The absence of mutual de-escalation messaging from Iran has substantially changed how traders read Trump’s statements. Investors, used to analysing presidential communications for genuine policy signals, now find it difficult to differentiate between genuine diplomatic advances and rhetoric crafted solely for market manipulation. This ambiguity has bred caution rather than confidence. Many traders, observing the one-sided nature of Trump’s diplomatic initiatives, privately harbour doubts about whether genuine de-escalation is achievable in the near term. The result is a market that remains fundamentally anxious, unwilling to price in a swift resolution despite the president’s ever more positive proclamations.
Tehran’s Quiet Response Speaks Volumes
The Iranian government’s reluctance to return Trump’s peace overtures has become the unspoken issue for oil traders. Without acknowledgement or corresponding moves from Tehran, even well-intentioned presidential statements ring hollow. Foley stresses that “given the optics, many market participants cannot see an early end to the tensions and sentiment stays anxious.” This one-sided dialogue has substantially undermined the market-moving power of Trump’s declarations. Traders now understand that one-sided diplomatic overtures, however positively presented, cannot substitute for genuine bilateral negotiations. Iran’s continued silence thus acts as a powerful counterweight to any presidential optimism.
What Lies Ahead for Oil and Geopolitical Risk
As oil prices continue climbing, and traders grow ever more unconvinced of Trump’s messaging, the market faces a key turning point. The underlying doubt driving prices upwards continues unabated, particularly given the lack of meaningful diplomatic breakthroughs. Investors are preparing for persistent instability, with oil likely to stay responsive to any emerging situations in the Iran conflict. The 6 April deadline for potential strikes on Iranian energy infrastructure weighs heavily, offering a natural flashpoint that could trigger significant market movement. Until authentic two-way talks materialise, traders expect oil to remain locked in this awkward stalemate, oscillating between hope and fear.

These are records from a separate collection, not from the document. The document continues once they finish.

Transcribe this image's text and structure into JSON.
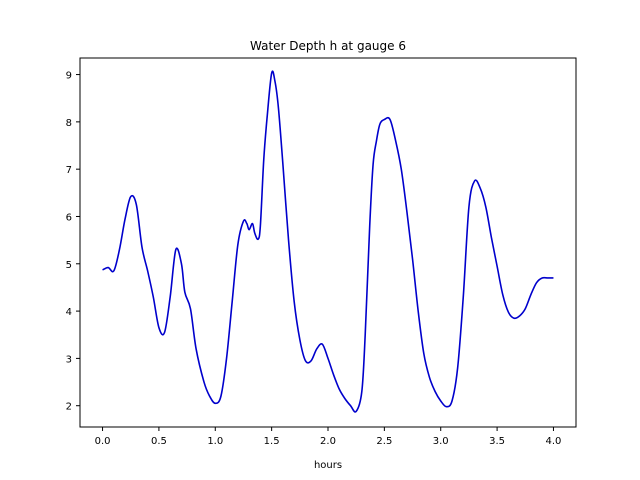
{
  "chart_data": {
    "type": "line",
    "title": "Water Depth h at gauge 6",
    "xlabel": "hours",
    "ylabel": "",
    "xlim": [
      -0.2,
      4.2
    ],
    "ylim": [
      1.55,
      9.35
    ],
    "xticks": [
      0.0,
      0.5,
      1.0,
      1.5,
      2.0,
      2.5,
      3.0,
      3.5,
      4.0
    ],
    "xtick_labels": [
      "0.0",
      "0.5",
      "1.0",
      "1.5",
      "2.0",
      "2.5",
      "3.0",
      "3.5",
      "4.0"
    ],
    "yticks": [
      2,
      3,
      4,
      5,
      6,
      7,
      8,
      9
    ],
    "ytick_labels": [
      "2",
      "3",
      "4",
      "5",
      "6",
      "7",
      "8",
      "9"
    ],
    "grid": false,
    "legend": "none",
    "series": [
      {
        "color": "#0000cc",
        "x": [
          0.0,
          0.05,
          0.1,
          0.15,
          0.2,
          0.25,
          0.3,
          0.35,
          0.4,
          0.45,
          0.5,
          0.55,
          0.6,
          0.65,
          0.7,
          0.73,
          0.78,
          0.83,
          0.9,
          0.95,
          1.0,
          1.05,
          1.1,
          1.15,
          1.2,
          1.25,
          1.28,
          1.3,
          1.33,
          1.35,
          1.38,
          1.4,
          1.43,
          1.46,
          1.5,
          1.53,
          1.56,
          1.6,
          1.65,
          1.7,
          1.75,
          1.8,
          1.85,
          1.9,
          1.95,
          2.0,
          2.05,
          2.1,
          2.15,
          2.2,
          2.25,
          2.3,
          2.33,
          2.37,
          2.4,
          2.43,
          2.46,
          2.5,
          2.55,
          2.6,
          2.65,
          2.7,
          2.75,
          2.8,
          2.85,
          2.9,
          2.95,
          3.0,
          3.05,
          3.1,
          3.15,
          3.2,
          3.25,
          3.3,
          3.35,
          3.4,
          3.45,
          3.5,
          3.55,
          3.6,
          3.65,
          3.7,
          3.75,
          3.8,
          3.85,
          3.9,
          3.95,
          4.0
        ],
        "y": [
          4.87,
          4.92,
          4.85,
          5.3,
          5.95,
          6.42,
          6.25,
          5.35,
          4.85,
          4.3,
          3.65,
          3.55,
          4.3,
          5.3,
          5.0,
          4.4,
          4.05,
          3.2,
          2.5,
          2.2,
          2.05,
          2.2,
          3.0,
          4.2,
          5.4,
          5.9,
          5.85,
          5.72,
          5.85,
          5.65,
          5.52,
          5.8,
          7.2,
          8.1,
          9.03,
          8.85,
          8.3,
          7.1,
          5.5,
          4.2,
          3.4,
          2.95,
          2.95,
          3.2,
          3.3,
          3.0,
          2.65,
          2.35,
          2.15,
          2.0,
          1.88,
          2.3,
          3.5,
          5.8,
          7.1,
          7.6,
          7.95,
          8.05,
          8.05,
          7.6,
          7.0,
          6.1,
          5.1,
          4.0,
          3.1,
          2.6,
          2.3,
          2.1,
          1.98,
          2.1,
          2.8,
          4.3,
          6.2,
          6.75,
          6.6,
          6.2,
          5.55,
          4.95,
          4.35,
          3.98,
          3.85,
          3.9,
          4.05,
          4.35,
          4.6,
          4.7,
          4.7,
          4.7
        ]
      }
    ]
  }
}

Looking ahead, trading professionals grapple with the stark truth that Trump’s verbal theatrics may have diminished their capacity to move prices. The credibility gap between presidential statements and actual circumstances has widened considerably, compelling traders to rely on concrete data rather than official statements. This change represents a fundamental recalibration of how traders assess geopolitical risk. Rather than reacting to every Trump statement, traders are paying closer attention to concrete steps and meaningful negotiations. Until Iran participates substantively in de-escalation efforts, or combat operations breaks out, oil markets are apt to continue in a state of nervous balance, capturing the real unpredictability that keeps on characterise this conflict.